César Félix Sánchez
¿Qué celebrar? Una mirada crítica al bicentenario
Tercera parte de las reflexiones en torno a la independencia
Quizás Gran Bretaña podría tener algún motivo para celebrar. No la apertura de los mercados hispanoamericanos para su comercio, que ya era un hecho antes de la consumación del proceso, sino algunas ventajas menores surgidas del fin de la unidad política del continente. Los Estados Unidos de América, en ese entonces una federación de repúblicas aristocráticas con cierto élan calvinista, tendrían, sin embargo, mayores motivos de festejo: las conmociones hispanoamericanas propulsaron la doctrina Monroe (1823) y el logro del dominio hemisférico absoluto antes de terminar el siglo.
Pero, evidentemente, los políticos, como ya nos tienen acostumbrados en los últimos doscientos años, harán uso de nobles mentiras y eslóganes etéreos. Y así, las celebraciones del bicentenario se parecerán a las del centenario, en cuanto autoglorificación de oligarquías partitocráticas o de caudillos eventuales. Aunque, pensándolo bien, serán mucho peores: las tendencias neomarxistas y pseudoindigenistas más delirantes tendrán un papel privilegiado en la mixtificación presente.

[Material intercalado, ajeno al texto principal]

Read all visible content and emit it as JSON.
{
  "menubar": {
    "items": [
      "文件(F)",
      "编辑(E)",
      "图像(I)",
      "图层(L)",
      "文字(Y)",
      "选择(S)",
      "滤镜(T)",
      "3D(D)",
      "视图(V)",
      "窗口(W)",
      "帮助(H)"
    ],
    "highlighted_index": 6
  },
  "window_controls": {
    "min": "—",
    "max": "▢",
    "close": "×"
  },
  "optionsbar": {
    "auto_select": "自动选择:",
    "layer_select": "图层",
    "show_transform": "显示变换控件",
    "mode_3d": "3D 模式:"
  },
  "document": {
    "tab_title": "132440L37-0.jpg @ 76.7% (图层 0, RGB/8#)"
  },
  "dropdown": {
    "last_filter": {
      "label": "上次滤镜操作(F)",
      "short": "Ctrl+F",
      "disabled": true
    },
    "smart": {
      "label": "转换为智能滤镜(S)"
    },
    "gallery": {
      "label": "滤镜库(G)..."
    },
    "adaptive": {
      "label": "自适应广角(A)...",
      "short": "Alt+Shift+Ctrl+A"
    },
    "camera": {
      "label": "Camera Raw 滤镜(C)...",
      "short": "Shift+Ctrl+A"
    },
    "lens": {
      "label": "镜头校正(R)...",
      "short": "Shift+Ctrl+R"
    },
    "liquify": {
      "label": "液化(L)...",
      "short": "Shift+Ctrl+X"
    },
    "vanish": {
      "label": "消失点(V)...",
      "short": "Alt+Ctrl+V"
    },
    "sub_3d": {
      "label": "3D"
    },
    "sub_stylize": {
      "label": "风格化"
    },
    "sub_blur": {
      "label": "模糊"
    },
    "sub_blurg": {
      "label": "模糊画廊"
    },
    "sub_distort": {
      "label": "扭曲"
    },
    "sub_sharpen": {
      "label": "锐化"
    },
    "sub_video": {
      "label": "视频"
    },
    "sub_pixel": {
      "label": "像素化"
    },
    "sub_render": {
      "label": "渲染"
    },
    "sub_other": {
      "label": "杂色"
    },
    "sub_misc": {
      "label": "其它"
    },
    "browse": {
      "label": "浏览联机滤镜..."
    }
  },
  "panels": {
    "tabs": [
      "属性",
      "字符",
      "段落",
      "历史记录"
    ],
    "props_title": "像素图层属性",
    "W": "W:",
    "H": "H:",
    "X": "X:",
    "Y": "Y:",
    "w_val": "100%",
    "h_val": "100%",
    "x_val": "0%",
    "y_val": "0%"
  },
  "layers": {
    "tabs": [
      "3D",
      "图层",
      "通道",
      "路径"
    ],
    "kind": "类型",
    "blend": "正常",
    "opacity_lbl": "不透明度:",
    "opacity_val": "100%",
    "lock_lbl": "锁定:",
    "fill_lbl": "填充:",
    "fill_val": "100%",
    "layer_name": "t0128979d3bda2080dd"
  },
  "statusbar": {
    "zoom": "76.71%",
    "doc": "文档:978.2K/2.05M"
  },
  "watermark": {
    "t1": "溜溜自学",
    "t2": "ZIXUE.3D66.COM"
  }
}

¿Qué cabe esperar, entonces? Como ya lo hemos señalado al referirnos a los países donde la estatalidad moderna ha fracasado más patentemente, existe todavía un pequeño rescoldo de trascendencia teológico-política en algunos de nuestros pueblos. Pensar en la vieja Christianitas Indiana, destruida hace doscientos años, como un horizonte para repensar nuestras formas de representación y nuestros vínculos geopolíticos puede ser un camino posible.
Y tal ejercicio hoy no significará, como siempre se quiso acusar a los que osaron revisar críticamente el proceso independentista, un mimetismo servil de España. La España actual es emética, en un sentido espiritual, y no puede ser modelo de nada. Ha acabado siendo víctima en una medida incomparable de la mixtificación histórica más burda y el aparente éxito –logrado hace solo algunas décadas– de la estatalidad moderna ha significado el ahogamiento de su sociedad y la pérdida casi absoluta de su identidad espiritual. Y el consecuente riesgo de su desintegración territorial ha venido a confirmar la profecía con la que Menéndez y Pelayo concluía su Historia de los heterodoxos españoles. Parece ser que el proceso de destrucción de la Monarquía Católica, empezado hace doscientos años, está a punto de culminar con la desaparición total de los últimos vestigios testimoniales que podrían siquiera representar un vago recuerdo de ella.
Pero el misterio de la historia se resiste a los epitafios definitivos. Hölderlin, en Das Archipelagus una de sus grandes elegías, narra la destrucción de Atenas y, mientras contempla las sagradas cenizas –die heilige Asche-, recuerda los antiguos monumentos. Sin embargo, repentinamente, la vida se vuelve a llenar de sentido divino –denn voll göttlichen Sinns ist alles Leben geworden – y la polis vuelve a su grandeza de antaño y, aún más, se remonta hasta glorias hasta entonces desconocidas.
Así, un impulso venido de lo alto puede vivificar nuestros pueblos y llevarlos a cumplir una vocación que parece todavía no haber sido alcanzada.